Hayatı
Nezih Uzel, 1938 yılında Bursa’nın Mudanya ilçesinde dünyaya geldi. Babası, Şumnu’nun Hocazâdeler ailesine mensup, Çanakkale Savaşı gazisi ve aynı zamanda bir hekimdi. 1915 yılında Haydarpaşa Tıbbiyye-i Şâhâne ve Gülhane Askerî Tıp Okulu’ndan mezun olan Doktor Mehmet Muhlis Bey, askerî görevlerinin ardından sivil hekimlik yaparak ailesine destek olmuştu. Annesi ise Fatih Medreseleri’nde eğitim görmüş, Sarıgüzel Camii imamı Filibe doğumlu Hüseyin Hüsnü Efendi’nin kızı Hacer İhsan Hanım’dır.
Ailevi kökleri itibarıyla hem ilim hem de geleneksel İslâm kültürüyle iç içe bir ortamda büyüyen Nezih Uzel, çocukluk yıllarını Mudanya’da geçirdikten sonra ailesiyle birlikte 1949 yılında İstanbul’a taşındı. Bu tarihten itibaren, Osmanlı son döneminden tevarüs eden bir İstanbul kültürünün ortasında büyüme imkânı buldu. İstanbul’daki ilk ve ortaöğrenimini tamamladıktan sonra, Galatasaray Lisesi’ne devam etti ve 1957 yılında mezun oldu.

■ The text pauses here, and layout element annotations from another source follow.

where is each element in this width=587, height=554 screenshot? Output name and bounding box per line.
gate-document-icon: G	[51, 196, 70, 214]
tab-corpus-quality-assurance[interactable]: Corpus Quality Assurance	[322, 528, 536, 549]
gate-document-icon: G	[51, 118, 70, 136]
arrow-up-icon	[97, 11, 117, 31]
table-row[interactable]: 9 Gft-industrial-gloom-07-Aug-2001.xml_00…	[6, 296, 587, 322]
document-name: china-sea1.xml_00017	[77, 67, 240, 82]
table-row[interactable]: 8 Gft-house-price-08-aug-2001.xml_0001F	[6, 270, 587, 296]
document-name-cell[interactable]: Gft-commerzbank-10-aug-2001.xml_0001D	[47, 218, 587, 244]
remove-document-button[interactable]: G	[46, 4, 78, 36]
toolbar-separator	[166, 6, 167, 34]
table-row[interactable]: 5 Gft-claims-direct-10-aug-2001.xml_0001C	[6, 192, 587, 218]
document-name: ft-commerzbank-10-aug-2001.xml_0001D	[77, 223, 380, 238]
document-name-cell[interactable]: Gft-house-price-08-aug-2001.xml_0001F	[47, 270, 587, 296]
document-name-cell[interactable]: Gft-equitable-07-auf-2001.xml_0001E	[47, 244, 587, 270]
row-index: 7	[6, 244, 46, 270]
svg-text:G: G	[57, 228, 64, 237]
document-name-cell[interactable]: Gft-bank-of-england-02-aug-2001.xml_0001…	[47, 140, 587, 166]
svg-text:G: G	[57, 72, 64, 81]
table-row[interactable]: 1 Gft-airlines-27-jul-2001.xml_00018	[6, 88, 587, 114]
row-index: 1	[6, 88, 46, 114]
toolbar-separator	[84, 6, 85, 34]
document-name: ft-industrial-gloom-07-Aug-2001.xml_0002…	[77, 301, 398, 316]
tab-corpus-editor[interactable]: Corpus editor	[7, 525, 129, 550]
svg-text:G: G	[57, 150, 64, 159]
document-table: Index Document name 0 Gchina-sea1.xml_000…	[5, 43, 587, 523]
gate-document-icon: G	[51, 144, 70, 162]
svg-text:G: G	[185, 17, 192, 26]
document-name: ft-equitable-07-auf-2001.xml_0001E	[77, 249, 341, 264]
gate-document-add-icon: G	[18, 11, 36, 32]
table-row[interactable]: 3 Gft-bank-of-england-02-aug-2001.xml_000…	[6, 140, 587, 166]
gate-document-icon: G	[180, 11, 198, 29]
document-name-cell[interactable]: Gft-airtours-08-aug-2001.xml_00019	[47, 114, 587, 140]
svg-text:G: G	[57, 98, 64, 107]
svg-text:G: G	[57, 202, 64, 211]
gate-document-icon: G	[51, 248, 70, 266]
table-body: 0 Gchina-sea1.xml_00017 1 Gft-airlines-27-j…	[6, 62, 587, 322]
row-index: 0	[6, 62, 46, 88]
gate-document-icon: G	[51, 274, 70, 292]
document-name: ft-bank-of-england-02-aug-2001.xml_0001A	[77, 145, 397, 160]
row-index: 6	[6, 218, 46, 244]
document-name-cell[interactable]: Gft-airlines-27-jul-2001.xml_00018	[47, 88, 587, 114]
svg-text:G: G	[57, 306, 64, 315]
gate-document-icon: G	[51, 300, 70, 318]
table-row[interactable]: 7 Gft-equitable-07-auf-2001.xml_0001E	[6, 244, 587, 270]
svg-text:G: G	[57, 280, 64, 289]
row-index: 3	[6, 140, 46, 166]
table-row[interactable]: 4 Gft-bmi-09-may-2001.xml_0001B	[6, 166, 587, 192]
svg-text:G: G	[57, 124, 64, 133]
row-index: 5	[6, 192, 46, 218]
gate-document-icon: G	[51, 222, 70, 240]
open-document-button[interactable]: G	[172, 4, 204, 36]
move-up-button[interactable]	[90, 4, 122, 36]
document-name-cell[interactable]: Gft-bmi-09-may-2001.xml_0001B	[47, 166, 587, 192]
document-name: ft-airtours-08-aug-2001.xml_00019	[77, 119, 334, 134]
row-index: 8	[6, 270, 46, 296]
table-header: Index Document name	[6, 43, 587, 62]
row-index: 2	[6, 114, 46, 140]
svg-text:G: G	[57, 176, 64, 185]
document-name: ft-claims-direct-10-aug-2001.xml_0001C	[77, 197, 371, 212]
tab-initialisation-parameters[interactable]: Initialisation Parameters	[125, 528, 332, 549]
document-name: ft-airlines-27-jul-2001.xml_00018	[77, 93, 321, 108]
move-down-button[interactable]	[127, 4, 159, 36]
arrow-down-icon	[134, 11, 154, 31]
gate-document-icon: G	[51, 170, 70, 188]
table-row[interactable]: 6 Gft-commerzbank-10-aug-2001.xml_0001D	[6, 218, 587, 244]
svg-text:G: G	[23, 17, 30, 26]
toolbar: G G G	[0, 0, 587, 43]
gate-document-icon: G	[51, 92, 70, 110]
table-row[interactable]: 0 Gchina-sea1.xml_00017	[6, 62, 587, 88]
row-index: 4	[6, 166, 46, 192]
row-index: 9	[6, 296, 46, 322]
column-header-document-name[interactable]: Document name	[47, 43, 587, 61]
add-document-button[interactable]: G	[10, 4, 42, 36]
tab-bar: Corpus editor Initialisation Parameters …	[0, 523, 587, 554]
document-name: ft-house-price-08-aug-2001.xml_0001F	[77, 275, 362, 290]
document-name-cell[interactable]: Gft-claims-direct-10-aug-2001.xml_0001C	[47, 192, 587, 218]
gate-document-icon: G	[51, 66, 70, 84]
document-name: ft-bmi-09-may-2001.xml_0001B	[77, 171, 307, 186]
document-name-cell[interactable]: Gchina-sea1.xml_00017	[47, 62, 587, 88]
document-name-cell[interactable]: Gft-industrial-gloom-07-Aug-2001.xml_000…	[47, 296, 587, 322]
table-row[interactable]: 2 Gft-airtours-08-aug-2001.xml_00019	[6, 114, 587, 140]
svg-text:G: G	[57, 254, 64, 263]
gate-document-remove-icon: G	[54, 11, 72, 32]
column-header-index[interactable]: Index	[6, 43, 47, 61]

Henüz lise yıllarındayken şehrin entelektüel çevreleriyle temas kurmaya başlayan Uzel, bu yıllarda ileride hayatının büyük bölümünü şekillendirecek olan geleneksel sanatlara ve tasavvufî hayata da yöneldi. Kendi ifadesiyle, “yaşayan son Osmanlılar” ile doğrudan temas kurma şansı bulduğu bu dönemde İstanbul’un kültürel mirasının izini süren nadir gençlerden biri oldu.

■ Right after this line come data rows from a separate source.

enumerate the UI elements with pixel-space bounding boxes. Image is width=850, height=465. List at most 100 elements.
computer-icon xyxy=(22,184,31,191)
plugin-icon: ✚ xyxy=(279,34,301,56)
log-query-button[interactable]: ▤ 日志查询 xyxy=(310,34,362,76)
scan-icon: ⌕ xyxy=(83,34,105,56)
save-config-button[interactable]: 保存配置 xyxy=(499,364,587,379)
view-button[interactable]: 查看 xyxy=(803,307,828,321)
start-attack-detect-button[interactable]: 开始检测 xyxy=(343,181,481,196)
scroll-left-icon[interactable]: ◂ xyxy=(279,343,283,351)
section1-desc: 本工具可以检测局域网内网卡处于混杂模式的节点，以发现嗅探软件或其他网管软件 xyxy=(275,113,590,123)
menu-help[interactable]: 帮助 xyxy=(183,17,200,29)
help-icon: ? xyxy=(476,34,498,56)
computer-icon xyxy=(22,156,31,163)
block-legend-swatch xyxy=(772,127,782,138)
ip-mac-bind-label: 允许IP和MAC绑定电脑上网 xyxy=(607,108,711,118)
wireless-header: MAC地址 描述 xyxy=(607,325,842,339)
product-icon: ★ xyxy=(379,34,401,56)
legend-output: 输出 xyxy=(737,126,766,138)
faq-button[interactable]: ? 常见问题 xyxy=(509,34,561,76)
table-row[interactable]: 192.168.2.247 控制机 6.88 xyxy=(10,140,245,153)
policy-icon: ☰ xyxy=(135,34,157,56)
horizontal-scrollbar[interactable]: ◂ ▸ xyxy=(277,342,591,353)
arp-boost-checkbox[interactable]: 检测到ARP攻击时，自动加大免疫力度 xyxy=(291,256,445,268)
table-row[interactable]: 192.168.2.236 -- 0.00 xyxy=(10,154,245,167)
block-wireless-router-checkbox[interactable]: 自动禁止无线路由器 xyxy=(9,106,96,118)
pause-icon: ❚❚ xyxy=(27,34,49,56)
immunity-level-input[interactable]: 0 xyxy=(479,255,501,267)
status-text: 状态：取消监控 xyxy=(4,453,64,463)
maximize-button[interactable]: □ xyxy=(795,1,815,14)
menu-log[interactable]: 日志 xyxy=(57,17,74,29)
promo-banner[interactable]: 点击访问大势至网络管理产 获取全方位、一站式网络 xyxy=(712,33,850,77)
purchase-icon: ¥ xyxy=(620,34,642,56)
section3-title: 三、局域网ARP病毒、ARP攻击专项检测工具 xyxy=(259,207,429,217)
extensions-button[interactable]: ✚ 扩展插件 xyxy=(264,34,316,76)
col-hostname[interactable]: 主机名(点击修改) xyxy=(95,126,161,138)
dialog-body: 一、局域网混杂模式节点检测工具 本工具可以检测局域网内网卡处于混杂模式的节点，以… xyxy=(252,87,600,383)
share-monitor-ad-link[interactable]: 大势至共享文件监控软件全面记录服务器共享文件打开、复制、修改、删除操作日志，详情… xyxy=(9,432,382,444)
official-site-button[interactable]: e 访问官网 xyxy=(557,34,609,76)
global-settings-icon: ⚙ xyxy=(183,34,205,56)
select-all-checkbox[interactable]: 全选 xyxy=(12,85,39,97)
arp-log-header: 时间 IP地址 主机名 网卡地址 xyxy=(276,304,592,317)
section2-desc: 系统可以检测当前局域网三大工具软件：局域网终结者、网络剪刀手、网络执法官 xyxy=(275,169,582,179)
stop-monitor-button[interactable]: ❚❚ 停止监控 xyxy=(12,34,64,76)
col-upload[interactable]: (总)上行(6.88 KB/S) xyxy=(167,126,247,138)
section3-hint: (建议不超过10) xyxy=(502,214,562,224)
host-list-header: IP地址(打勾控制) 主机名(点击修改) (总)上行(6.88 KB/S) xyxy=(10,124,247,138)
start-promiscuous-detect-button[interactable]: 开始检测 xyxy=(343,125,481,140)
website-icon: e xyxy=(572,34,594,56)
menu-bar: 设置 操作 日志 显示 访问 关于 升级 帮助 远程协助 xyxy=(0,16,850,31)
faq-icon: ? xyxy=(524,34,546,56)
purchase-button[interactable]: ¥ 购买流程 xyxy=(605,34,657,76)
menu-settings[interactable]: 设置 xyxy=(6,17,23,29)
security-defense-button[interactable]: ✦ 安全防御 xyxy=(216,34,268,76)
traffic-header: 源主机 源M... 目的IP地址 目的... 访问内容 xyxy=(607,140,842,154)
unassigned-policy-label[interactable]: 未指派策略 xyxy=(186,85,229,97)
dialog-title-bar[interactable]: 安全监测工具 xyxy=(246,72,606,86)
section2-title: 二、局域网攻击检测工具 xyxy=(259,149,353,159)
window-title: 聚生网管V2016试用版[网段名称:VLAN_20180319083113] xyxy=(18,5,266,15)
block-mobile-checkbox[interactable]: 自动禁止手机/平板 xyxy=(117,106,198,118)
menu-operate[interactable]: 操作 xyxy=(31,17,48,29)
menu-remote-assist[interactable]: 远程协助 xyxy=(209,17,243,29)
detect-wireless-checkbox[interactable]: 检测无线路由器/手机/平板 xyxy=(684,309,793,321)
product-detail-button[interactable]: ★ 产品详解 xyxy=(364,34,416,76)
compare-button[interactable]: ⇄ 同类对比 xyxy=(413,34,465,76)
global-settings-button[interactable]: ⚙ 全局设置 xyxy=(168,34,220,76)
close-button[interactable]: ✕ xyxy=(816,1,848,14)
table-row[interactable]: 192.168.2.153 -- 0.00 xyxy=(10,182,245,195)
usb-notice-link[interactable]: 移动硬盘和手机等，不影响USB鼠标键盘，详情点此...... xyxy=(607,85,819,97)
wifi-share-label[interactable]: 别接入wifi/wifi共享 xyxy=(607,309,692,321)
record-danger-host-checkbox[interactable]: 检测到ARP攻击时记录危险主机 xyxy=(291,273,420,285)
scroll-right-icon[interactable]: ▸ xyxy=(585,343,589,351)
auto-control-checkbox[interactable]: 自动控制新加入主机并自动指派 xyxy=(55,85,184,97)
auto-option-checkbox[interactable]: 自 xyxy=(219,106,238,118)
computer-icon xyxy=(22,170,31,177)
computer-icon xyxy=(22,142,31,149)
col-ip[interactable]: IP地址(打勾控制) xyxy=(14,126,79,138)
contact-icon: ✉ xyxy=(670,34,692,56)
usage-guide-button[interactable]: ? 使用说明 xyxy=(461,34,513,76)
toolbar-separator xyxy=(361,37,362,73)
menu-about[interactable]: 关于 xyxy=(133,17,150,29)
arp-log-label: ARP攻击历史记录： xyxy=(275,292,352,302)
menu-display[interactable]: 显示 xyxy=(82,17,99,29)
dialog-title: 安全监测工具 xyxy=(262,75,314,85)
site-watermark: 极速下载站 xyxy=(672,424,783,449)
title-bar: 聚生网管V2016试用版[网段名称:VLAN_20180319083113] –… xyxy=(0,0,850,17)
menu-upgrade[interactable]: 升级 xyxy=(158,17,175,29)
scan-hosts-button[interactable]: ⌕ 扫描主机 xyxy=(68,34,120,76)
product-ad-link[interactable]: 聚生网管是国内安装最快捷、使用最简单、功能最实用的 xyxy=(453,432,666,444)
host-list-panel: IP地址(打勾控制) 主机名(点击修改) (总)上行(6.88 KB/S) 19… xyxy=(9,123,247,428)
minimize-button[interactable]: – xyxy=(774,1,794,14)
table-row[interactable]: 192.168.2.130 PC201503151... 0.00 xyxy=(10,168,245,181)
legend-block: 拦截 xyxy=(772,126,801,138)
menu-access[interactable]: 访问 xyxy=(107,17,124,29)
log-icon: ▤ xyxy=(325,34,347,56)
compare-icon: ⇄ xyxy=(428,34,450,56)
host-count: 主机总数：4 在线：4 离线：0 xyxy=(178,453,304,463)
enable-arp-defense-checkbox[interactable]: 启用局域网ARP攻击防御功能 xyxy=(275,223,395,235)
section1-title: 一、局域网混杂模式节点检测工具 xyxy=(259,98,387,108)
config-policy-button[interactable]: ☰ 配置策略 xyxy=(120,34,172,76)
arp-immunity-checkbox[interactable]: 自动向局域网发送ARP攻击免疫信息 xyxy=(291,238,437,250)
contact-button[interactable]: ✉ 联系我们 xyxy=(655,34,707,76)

Öğrenim hayatının ardından, klasik İslâm sanatları ve tasavvuf kültürüyle olan ilişkisini daha derinleştiren Nezih Uzel, İstanbul’un önemli sanatkâr ve mutasavvıflarıyla birebir temas kurdu. Ordinaryüs Profesör Süheyl Ünver’den tezhip, Necmeddin Okyay’dan hat, Mustafa Düzgünman’dan ebru dersleri aldı. Ayrıca neyzen Halil Can, kudümzenbaşı Sadettin Heper gibi musiki üstatlarının çevresinde bulundu. Bu temaslar, onun ilerleyen yıllarda hem Mevlevîlik hem de musiki alanındaki birikimini zenginleştirecekti.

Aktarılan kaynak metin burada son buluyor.